Erika María Guadalupe Herrera, suegra de Carolina Flores, huyó a Panamá y luego se refugió en Venezuela tras cometer el feminicidio el pasado 15 de abril de 2026 en un departamento de Polanco, en la Ciudad de México (CDMX).
Fue la noche del 29 de abril cuando se dio a conocer que la suegra de Carolina Flores fue detenida en Venezuela por la Interpol, tras la emisión de una ficha roja en conjunto con la Fiscalía de la CDMX.
Suegra de Carolina Flores aprovechó la falta de denuncia de su hijo para huir a Venezuela
Tras la detención de Erika María Guadalupe Herrera, se dio a conocer la ruta que siguió para huir de las autoridades luego de cometer el feminicidio de Carolina Flores.
De acuerdo con la información, la mujer aprovechó las 24 horas que tardó su hijo, Alejandro Sánchez Herrera, en acudir ante las autoridades, para salir del país y huir a Panamá —en primera instancia—.
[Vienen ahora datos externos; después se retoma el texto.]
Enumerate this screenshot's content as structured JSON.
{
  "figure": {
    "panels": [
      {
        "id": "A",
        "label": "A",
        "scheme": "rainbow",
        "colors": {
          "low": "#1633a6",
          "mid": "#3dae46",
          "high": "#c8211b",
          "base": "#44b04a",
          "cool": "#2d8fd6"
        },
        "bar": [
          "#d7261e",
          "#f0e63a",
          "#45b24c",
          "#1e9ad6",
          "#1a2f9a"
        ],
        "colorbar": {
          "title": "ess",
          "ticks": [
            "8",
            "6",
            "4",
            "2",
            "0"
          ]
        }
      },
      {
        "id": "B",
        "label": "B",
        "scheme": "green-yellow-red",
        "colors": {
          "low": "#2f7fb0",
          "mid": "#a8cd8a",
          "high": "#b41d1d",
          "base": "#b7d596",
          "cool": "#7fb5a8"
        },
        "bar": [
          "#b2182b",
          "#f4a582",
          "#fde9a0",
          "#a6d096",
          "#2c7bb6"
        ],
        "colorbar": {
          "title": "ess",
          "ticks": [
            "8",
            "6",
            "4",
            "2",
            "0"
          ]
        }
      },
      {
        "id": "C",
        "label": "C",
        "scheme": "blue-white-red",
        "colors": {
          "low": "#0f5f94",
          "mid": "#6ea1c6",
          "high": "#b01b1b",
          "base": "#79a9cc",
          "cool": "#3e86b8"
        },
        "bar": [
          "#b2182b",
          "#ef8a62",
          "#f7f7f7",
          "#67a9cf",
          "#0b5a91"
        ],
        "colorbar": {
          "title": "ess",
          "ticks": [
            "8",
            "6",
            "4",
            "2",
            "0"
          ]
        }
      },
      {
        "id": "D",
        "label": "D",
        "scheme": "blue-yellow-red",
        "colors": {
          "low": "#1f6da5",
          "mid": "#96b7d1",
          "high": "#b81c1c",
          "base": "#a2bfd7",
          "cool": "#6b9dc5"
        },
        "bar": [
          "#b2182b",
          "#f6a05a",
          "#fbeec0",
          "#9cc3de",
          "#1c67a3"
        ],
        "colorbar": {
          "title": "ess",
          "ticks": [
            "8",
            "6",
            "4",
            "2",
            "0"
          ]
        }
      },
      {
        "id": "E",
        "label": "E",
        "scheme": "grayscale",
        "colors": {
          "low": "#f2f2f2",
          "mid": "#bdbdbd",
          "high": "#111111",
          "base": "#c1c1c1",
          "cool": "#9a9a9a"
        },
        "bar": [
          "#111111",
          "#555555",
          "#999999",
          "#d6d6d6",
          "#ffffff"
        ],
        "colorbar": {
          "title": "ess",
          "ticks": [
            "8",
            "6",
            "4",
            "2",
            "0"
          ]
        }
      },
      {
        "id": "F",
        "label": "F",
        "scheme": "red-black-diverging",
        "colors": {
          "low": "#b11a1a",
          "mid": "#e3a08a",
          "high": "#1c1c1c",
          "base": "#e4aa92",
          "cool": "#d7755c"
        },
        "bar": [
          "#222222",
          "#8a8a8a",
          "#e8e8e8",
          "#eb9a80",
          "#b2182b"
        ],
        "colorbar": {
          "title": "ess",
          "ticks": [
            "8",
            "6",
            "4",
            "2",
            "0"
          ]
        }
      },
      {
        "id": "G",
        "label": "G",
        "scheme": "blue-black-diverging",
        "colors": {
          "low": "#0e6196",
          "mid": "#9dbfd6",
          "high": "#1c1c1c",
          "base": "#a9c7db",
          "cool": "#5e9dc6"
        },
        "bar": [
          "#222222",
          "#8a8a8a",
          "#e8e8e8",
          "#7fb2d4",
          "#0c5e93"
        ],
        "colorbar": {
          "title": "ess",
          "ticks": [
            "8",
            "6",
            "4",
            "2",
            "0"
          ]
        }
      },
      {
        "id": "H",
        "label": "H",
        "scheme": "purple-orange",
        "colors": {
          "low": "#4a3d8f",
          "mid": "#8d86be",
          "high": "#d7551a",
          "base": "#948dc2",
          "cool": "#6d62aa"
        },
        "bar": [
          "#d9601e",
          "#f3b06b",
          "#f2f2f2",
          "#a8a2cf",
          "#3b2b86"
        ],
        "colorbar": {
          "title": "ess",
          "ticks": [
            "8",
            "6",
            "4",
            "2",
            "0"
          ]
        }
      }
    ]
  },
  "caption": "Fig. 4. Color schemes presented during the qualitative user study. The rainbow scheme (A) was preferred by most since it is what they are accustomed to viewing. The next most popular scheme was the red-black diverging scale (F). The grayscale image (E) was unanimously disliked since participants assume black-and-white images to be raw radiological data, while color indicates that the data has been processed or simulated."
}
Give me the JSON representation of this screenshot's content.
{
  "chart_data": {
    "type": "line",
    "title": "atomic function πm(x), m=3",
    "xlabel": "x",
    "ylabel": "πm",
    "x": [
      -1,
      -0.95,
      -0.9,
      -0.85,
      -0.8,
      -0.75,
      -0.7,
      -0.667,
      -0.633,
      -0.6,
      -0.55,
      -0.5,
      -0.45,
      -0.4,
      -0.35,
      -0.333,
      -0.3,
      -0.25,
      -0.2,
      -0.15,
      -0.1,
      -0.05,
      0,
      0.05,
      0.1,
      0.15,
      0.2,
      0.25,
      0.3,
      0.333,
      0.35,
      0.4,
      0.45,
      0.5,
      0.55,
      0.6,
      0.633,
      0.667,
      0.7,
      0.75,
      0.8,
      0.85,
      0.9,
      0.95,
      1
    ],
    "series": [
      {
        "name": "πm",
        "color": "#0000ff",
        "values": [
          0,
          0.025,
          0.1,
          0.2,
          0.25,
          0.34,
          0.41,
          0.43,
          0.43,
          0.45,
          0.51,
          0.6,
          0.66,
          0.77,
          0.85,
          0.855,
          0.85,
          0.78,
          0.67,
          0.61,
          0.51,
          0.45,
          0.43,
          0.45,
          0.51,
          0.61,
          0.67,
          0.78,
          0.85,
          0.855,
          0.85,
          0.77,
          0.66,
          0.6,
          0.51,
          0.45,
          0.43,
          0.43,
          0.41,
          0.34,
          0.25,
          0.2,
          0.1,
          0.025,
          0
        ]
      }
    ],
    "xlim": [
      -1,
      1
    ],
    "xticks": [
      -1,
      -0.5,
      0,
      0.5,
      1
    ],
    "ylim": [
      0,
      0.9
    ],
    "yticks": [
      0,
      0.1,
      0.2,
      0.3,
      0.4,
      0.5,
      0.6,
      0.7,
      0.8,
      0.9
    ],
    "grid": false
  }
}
Tras aterrizar en Panamá, Erika Guadalupe Herrera aprovechó que aún no era buscada por las autoridades para tomar otro vuelo que la llevaría a Venezuela e ingresar libremente a dicho país.

Es decir, en menos de 24 horas de haber cometido el feminicidio de Carolina Flores, huyó de México con la intención de evadir la justicia.
La suegra de Carolina Flores ingresó con sus documentos oficiales a Venezuela, por lo que el país sudamericano tenía conocimiento de su presencia.
Fue así que tras la emisión de la ficha roja de Interpol, agentes de dicha agencia en Venezuela lograron ubicarla en la ciudad de Caracas, por lo que procedieron de inmediato a su detención.
Hasta el momento se desconoce si Alejandro Sánchez Herrera, esposo de Carolina Flores, será acusado de complicidad.
Esto toda vez que su madre escapó del país aprovechando la inacción que tomó al no acudir ante las autoridades de manera inmediata tras presenciar el crimen en su propio departamento.